Fifteen years after notorious sex slayer Paul Bernardo arrived at the country’s oldest federal prison, another infamous killer could be on his way to Kingston Penitentiary. Russell Williams, the former air force colonel who has admitted murdering two women and sexually assaulting two others, will soon be a federal inmate. Corrections Canada will not discuss his case specifically, but 175-year-old Kingston Pen still operates a super secure isolation unit where notorious offenders are segregated from fellow convicts.
“He’s not under our jurisdiction,” said Holly Knowles, a spokeswoman for Corrections at its regional headquarters in Kingston.
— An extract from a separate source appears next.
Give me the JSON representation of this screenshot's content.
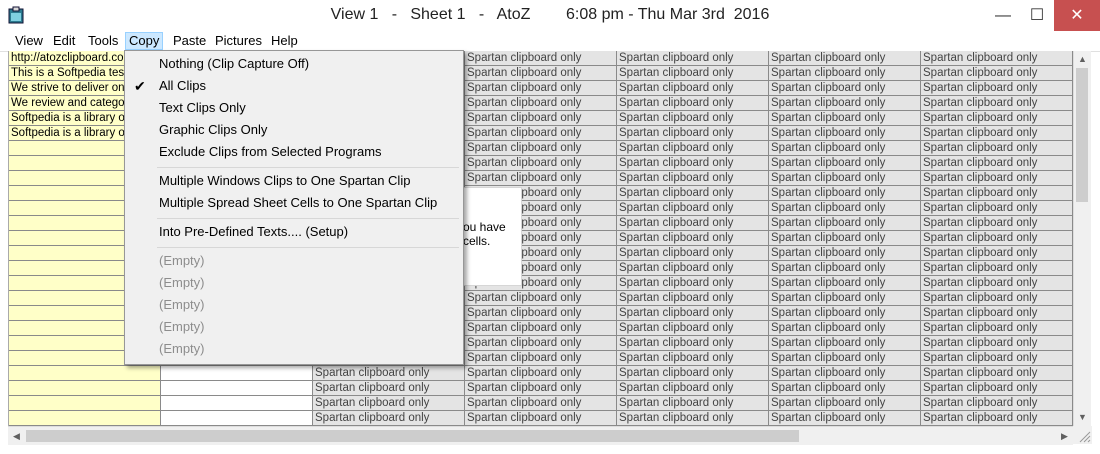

Bernardo is housed in KP’s segregation unit along with other reviled sex offenders like Michael Briere, who raped and dismembered 10-year-old Holly Jones in Toronto in 2003.
Williams, who went to school with Bernardo in Toronto in the 1980s, would be a candidate for the KP segregation unit, according to a former warden.
“It’s a possibility,” said Tom Epp, who ran Kingston Pen from 1989 through 1991, when it housed notorious serial killer Clifford Olson. “It’s a possibility that he could end up in a place like that.”
Williams will need protection from fellow convicts, in part because of his crimes, but also because of his notoriety, which breeds resentment. Williams may want to stay in Ontario to be close to his wife, who has visited him regularly at the Quinte Detention Centre in Napanee.
Senior Corrections officials would already be planning how to handle Williams, Epp said.
“They’re doing their action plans now,” Epp told me, in an interview Friday. “They did it for Bernardo, They did it for Karla [Homolka,] they did it for [Olson].”
Olson, who murdered 11 children in British Columbia 30 years ago, served roughly 10 years in Kingston Pen, until his transfer in 1992.
Epp said Corrections would be wise to learn from its failures in handling Olson when it deals with Williams.
“Don’t let him get any traction at all, treat him strictly in accordance with law and policy and don’t let any activists near him,” Epp said. “Don’t give him a platform and don’t let him run you ragged because Olson did that for years.”
Olson antagonized authorities with relentless complaints, lawsuits and a knack for drawing media attention with outlandish claims. He was eventually declared a vexatious litigant, meaning he cannot sue without the consent of a judge.
Corrections may have learned from its mistakes with Olson by controlling Bernardo more closely. His access to the media is restricted and special precautions were taken to limit internal access to his files.
Bernardo faced death threats from other convicts as soon as he arrived at Kingston Pen in November 1995.
He was assaulted twice in his first year at the prison. He was sucker punched by an inmate while returning to his segregation unit cell and on another occasion he was drenched by mop water thrown through the bars of his cell.
After that incident, a Plexiglas front was installed to shield him. Most inmates in the segregation unit spend 23 hours a day locked in their cells. They have no contact with the other 400 inmates in the prison.
Inmates like Bernardo are typically called “protective custody” cases because they need protection from fellow convicts.
Epp said a priority for Corrections authorities is developing a plan to keep Williams alive.
“The worst thing you can do I think in a prison is believe that somehow you’re the agent of the punishment that’s been meted out by the courts, or more importantly, you’re the agent for the meting out of the punishment that the society wants you to mete out,” he said.
With Olson, Epp heard a familiar refrain.
“There’s people meeting me in the street and saying, ‘Just put him on the yard for a few minutes and let nature take its course.’
“Well, nice visceral, sort of atavistic response to crime … but of course I didn’t have that mandate; I had the opposite mandate, keep him alive.”
Epp said citizens might not like it, but wardens have a professional duty to ensure the survival of inmates, however odious, so that sentences can be carried out.
Epp said he never felt any pressure from senior officials or politicians to ensure a notorious inmate’s safety.
“I never felt any pressure in that regard,” he said.
Knowles said all newly sentenced federal offenders go through a 90-day intake procedure.
“The intake process looks at assessing the offender’s level of risk and need as well developing a correctional plan and looking at a suitable institution that would meet the level of risk and need for the offender,” she said.
Most inmates go through the process at the assessment unit, a separate wing at maximum-security Millhaven Institution.
Offenders convicted of murder are sent to maximum-security institutions for the first two years of their sentences.
Some inmates end up in administrative segregation, the official Corrections terminology for the isolation unit at Kingston Pen where Bernardo is housed.
“Offenders are placed in administrative segregation because they either present a risk to themselves or there is information that their being in the [general] population would be unsafe for that individual,” Knowles said.
Williams is scheduled to appear in court again on Oct. 18. He will automatically be sentenced to life in prison with no chance of parole for 25 years. As a multiple murderer, he is not eligible for a faint-hope application after serving 15 years.